Fernando Patiño Sarcinelli

Infodemia, crisis y credibilidad

martes, 23 de marzo de 2021 · 05:11

Estamos viviendo una crisis de información y credibilidad sin precedentes en la historia de la humanidad y en la historia de Bolivia. Creerán mis lectores que vamos a hablar de la Covid-19, pero hoy tenemos algo más grave que tratar. La infodemia (epidemia de mala información) que está afectando a Bolivia es la repetición de la información como mecanismo sencillo para dar credibilidad al hecho. Hubo  golpe. No se habla de fraude porque “no hubo fraude”, decían, mejor es ya no hablar de eso.

Está de moda hablar de “fake news”, todos saben lo que significa, pocos saben que la traducción al español es bulos, por la repetición fake news hoy es tan conocida como The Beatles. La repetición de esas palabras del inglés con uso corriente en el lenguaje hispánico es uno de los mecanismos mediáticos más básicos para convencer y crear posverdades. 

Hay varias formas de manipulación de la información que atienden a quienes tienen interés de crear hechos o modificar la realidad para beneficio de sus propios intereses. La verdad es lo que menos interesa, lo que importa es crear credibilidad. Es una habilidad que muchos políticos desarrollan casi instintivamente. Seguramente, no conocen a SylvainTimsit, escritor francés,  quien describe los mecanismos mediáticos más comunes, usados para manipular a un público sin cultura. Es importante mantener al pueblo ignorante incapaz de criticar o cuestionar.

Está claro que los mecanismos mediáticos no se aplican sólo en Bolivia; afectan a toda la humanidad, principalmente a aquellos con escasa educación. Así se entiende porqué toda campaña política exitosa promete educación que nunca se cumple. Sería como matar a la gallina de los huevos de oro. 

La manipulación mediática se viene estudiando hace más de un siglo. Se ha impulsado con las telecomunicaciones, desde la existencia de la radio. En los tiempos de la comunicación impresa, era muy caro publicar y repetir para convencer. Con la radio y la televisión, se ha facilitado la tarea de quienes se dedican a fabricar noticias sin importar los hechos. En el siglo XXI, con internet, teléfonos celulares y redes sociales, se ha facilitado la tarea de multiplicar información sin dimensiones y sin relación con los hechos. 

Es fabuloso para políticos y comerciantes, principalmente para la venta de todo lo que es inútil. No faltan bulos para crear necesidades y vender lo que en realidad no es necesario. Es básicamente el principio de toda propaganda. Recientemente, se ha descubierto un elemento extraordinario para aumentar los negocios, generar pánico respaldado por testimonios inverosímiles. Es una fórmula muy lucrativa también descrita por Timsit.

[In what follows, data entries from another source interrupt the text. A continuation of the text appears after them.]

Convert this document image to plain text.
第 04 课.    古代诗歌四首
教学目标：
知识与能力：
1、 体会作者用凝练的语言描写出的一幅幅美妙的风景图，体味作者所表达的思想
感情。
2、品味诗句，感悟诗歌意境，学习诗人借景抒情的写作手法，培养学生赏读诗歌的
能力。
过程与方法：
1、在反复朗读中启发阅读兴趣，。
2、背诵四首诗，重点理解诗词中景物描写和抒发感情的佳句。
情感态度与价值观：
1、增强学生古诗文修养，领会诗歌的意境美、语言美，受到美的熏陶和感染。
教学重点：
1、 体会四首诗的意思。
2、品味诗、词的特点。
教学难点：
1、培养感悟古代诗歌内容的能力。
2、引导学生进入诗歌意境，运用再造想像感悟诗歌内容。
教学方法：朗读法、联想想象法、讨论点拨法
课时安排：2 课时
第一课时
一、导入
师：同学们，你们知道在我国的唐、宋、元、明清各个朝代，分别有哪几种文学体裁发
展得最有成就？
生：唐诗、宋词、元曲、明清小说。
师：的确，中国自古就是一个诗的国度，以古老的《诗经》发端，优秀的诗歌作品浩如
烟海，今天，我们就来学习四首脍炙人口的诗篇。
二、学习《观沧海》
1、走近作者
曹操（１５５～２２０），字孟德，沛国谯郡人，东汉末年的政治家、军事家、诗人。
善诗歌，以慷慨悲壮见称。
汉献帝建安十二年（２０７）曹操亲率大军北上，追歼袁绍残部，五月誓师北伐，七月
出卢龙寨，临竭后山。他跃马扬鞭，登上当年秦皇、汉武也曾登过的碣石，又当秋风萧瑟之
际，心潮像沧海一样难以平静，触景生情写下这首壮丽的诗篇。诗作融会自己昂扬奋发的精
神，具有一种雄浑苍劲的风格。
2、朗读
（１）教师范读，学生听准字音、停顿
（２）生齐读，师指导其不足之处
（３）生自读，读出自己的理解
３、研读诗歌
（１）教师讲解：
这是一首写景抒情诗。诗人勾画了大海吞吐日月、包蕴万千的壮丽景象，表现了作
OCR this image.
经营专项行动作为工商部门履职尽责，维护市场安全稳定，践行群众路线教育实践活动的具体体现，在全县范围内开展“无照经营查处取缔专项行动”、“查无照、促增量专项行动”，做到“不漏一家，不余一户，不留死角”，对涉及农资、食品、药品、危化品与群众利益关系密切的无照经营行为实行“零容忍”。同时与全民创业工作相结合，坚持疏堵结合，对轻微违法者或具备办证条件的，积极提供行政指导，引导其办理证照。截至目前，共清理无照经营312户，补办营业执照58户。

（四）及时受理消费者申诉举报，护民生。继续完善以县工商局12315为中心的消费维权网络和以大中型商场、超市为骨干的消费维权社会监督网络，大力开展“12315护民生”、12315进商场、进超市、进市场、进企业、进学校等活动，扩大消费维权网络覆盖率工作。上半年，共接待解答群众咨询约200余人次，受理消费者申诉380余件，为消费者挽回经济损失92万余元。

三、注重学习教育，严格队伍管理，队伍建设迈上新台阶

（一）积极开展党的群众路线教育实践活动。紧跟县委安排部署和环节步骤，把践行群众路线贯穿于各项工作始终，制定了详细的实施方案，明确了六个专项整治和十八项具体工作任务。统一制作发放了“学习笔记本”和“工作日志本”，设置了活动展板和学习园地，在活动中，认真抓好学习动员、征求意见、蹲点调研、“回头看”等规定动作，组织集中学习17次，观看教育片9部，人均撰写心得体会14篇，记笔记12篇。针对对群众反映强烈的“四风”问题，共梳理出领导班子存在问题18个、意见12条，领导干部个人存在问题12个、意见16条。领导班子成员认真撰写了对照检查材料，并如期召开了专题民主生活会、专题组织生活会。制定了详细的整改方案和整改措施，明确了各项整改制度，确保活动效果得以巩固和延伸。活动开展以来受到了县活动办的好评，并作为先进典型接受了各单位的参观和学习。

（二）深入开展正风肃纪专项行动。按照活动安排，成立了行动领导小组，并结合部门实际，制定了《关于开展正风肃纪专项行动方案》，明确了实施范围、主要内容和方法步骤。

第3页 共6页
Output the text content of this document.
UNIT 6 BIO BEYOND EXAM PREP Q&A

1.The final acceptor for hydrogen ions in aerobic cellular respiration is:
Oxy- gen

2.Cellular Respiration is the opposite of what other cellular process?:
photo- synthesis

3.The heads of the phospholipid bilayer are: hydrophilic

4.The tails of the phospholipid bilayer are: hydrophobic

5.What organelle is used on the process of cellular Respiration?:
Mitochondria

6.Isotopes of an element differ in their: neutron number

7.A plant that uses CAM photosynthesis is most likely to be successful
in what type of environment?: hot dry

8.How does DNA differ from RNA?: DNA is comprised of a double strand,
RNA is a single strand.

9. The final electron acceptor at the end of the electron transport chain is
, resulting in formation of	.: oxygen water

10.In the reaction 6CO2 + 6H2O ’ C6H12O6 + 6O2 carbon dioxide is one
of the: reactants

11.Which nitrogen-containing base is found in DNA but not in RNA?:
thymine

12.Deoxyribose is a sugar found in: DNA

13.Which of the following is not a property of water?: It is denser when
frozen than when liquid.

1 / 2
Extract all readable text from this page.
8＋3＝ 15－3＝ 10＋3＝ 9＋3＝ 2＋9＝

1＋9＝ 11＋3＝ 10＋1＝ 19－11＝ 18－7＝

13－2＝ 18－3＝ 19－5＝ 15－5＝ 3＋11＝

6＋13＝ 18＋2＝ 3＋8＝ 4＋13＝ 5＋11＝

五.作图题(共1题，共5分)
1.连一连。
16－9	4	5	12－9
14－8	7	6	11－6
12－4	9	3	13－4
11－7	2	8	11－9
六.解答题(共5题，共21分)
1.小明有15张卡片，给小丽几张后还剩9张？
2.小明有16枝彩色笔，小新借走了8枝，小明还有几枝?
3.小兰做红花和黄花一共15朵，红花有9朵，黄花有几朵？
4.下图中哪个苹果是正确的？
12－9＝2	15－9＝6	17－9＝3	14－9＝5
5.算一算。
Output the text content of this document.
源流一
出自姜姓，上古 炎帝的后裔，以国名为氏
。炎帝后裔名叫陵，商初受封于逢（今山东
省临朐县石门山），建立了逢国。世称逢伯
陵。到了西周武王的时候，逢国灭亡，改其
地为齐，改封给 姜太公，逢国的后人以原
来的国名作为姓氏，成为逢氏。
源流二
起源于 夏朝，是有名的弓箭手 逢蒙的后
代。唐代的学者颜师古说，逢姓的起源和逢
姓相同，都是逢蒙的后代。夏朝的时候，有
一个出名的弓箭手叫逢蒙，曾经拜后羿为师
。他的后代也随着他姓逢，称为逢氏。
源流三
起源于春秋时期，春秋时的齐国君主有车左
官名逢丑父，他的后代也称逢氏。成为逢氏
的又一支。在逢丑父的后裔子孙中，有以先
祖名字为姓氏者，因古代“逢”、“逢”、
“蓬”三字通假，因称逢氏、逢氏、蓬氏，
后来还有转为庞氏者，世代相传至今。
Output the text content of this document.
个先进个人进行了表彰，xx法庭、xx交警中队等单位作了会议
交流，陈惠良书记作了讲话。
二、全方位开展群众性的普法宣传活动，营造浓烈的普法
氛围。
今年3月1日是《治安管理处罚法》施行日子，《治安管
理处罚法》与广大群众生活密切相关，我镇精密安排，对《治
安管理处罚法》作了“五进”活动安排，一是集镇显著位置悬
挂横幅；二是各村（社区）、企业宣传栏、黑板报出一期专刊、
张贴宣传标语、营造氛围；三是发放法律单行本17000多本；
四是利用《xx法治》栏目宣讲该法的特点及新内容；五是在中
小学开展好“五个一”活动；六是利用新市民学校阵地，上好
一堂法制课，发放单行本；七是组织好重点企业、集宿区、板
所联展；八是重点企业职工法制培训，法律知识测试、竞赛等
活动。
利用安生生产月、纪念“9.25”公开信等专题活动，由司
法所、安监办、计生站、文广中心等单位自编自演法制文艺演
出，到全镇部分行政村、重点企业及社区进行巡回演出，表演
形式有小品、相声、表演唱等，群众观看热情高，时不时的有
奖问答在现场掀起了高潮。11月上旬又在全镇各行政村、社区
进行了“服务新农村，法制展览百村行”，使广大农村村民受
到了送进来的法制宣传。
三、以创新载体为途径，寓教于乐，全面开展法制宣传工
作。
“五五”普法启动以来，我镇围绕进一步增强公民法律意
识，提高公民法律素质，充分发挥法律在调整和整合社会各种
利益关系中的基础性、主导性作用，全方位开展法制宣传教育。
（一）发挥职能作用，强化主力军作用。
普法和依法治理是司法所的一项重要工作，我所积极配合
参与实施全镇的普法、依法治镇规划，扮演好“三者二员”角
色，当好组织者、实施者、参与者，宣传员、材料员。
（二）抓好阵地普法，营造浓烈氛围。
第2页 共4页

Esta estrategia es más poderosa (lucrativa) cuando actúa sobre una población mal informada o sin buen nivel de educación o discernimiento. En momentos de pánico, hay poco tiempo para analizar y tomar decisiones. Parece prudente hacer “lo que todos dicen”. “Todo el mundo está tomando” es un argumento incuestionable. Generar miedo también es una estrategia fácil cuando se tiene la sartén por el mango, paradójicamente justificada “en defensa de la democracia”. 

Un “matemático” de la historia reciente de Bolivia repite tener casi 40.000 libros. No quiere decir que los ha leído, pero lo hace creer. Repite que 90 por tres es igual a 180, y muchos le creen, donde se demuestra la poca educación de la audiencia y del mismo orador. También usa el argumento infantil, como si fuera una verdad incuestionable, que “si no votan por Él, el sol se va a esconder y la luna va a desaparecer”. No es necesario recordar nombres para saber los hechos que sí han ocurrido, lo que importa es entender el mecanismo. 

Es cierto que las estrategias de crear pseudocredibilidad se aplican tanto en la política como en la pandemia para generar negocios. Lamentablemente, los bolivianos estamos ahora expuestos a una serie de crisis sin precedentes. Crisis moral, crisis de justicia, infodemia aplicada a la política y a la salud. Crisis de credibilidad, donde muchos se la creen y la hacen creer por el mecanismo de repetición. Insisto, la repetición es apenas un mecanismo de convencimiento. En este caso, hago una advertencia :si mucho se repite es porque no tiene otra forma de respaldo.

Fernando Patiño Sarcinelli es médico internista, oncólogo y fotógrafo.